Expert thoughts on framing
A good frame completes a painting. In my studio I keep on hand many sizes of tester frames. Some didn’t start out as a tester frame but with handling and show dings they became that way. For testing, even an old ugly frame is better than no frame at all. Usually at about the 3/4 mark of a painting I will try it out in a frame to get a fresh perspective and often find I'm farther along than I thought. This helps me avoid overworking a piece. Let's see what other tips the experts have…
Romain Moens (Manager of Swinton’s framing department)
Not every piece you create is spectacular but at each stage in your development you will have ones that are special. Those should be framed well. They're worth it.
Donna Swinton (Swinton’s Head Honcho)
Thin liner and wide moulding bring the eye into the painting without being overwhelming. Also, wider mouldings can make the small paintings look more significant. Remember the rule: 1/3 liner with 2/3 moulding, or vice versa. Don't make your moulding and liner the same width.
Holly McWilliams (Art instructor)
I like getting my work framed because it's like icing on the cake. It can make something mediocre seem more tasty. Be bold when framing. Undercutting your frame weakens the piece. Never cheap out on your art.

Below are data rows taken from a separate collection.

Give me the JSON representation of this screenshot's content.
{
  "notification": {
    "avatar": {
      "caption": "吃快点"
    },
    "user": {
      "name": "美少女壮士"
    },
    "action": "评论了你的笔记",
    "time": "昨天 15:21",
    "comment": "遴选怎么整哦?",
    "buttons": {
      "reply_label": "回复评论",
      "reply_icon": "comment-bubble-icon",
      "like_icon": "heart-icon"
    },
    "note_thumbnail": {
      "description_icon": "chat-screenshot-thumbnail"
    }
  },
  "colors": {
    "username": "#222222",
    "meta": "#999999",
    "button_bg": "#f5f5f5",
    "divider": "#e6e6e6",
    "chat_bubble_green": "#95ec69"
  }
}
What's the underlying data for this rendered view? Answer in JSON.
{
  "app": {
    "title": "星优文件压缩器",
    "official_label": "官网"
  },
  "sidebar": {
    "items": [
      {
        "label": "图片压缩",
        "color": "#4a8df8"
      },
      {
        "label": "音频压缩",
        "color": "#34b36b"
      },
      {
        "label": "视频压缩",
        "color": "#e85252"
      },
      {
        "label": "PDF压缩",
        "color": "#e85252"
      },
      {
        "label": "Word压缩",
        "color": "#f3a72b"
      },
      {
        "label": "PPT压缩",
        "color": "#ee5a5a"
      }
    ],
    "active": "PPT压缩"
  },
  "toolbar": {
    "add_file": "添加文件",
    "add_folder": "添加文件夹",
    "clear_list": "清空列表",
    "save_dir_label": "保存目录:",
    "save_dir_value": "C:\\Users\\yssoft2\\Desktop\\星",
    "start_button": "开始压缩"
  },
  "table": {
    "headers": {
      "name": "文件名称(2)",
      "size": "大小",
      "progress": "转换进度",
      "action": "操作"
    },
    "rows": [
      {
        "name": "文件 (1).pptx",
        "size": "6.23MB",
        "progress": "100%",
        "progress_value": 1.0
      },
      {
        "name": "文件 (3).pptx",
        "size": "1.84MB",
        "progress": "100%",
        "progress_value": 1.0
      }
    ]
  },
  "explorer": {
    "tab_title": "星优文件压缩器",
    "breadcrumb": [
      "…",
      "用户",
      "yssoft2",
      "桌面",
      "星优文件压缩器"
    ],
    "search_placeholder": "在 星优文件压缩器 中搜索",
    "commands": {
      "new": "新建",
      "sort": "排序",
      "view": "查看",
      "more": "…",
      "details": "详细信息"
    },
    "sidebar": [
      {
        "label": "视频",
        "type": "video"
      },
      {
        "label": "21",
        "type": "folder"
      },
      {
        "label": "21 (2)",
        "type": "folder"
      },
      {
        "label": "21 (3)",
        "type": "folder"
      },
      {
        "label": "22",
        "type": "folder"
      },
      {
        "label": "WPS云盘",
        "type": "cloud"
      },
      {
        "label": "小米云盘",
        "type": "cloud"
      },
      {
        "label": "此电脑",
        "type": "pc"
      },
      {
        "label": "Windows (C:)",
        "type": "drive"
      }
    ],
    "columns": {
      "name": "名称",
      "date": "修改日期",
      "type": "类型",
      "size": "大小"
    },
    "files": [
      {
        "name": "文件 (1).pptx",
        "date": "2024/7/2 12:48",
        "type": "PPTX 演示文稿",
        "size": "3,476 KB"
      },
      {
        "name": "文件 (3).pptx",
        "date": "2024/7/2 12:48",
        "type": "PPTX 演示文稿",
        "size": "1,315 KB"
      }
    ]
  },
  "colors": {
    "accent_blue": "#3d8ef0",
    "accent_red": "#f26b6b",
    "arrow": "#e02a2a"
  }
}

Carol Balazsi (Framer extraordinaire)
A good framer knows what the end result will look like. Trust them. If the combo makes you smile then the choice is right. Don’t overthink it. Usually in the end, the first choice was the right one.
Sue Contini (Art instructor)
Look at the sample in every corner to make sure it works with the whole composition not just one corner. Don’t be afraid to experiment.
Milo Dlouhy (Encaustic instructor)
You're asking the wrong person. I once carved a frame for 160 hours for a painting that took 4. Trust me - go see Romain. He’s truly an expert.
Cameron MacEachran (Front end professional)
Don’t overwhelm the piece. Bold yes, but don’t go over the top or the art gets lost.
Lorretta Secord (Art instructor)
Come with an idea of what you want but remember the person behind the counter is the professional and is there to help you make your art the best it can be! You don’t have to spend a lot to make it look nice.
Robert Wood (Workshop instructor)
Spend the money for quality framing! Your art is a reflection of who your are. A nice frame says something about you as an artist. Cheap frames, that are often too small for a painting, only detract from the art. If you can, stay to the classics, they never go out of fashion.
Noel Dyer (Swinton's manager)
Framing… plant the blood on your ex-wife… oh… that kind of framing...
Paula Henchell (Art instructor)
If you love your painting, use the best frame you can afford and you will not regret it. Otherwise you will soon wonder why you didn't go that extra mile. It's going to cost a whole lot more to reframe it.
Erica Neumann (Art instructor)
Presentation is everything! Show the same painting in crappy frame, then good frame and see what a huge difference a good frame makes! There's framing for the painting, and framing for someone's decor - always try to frame for the piece.
Doug Swinton (Swinton's part owner and janitor)
If the painting is busy, frame it in a simple frame. If it's a simple piece you can frame it in a more ornate frame. Also, I’ve noticed dark frames can make colours pop and lighter frames tend to subdue colours.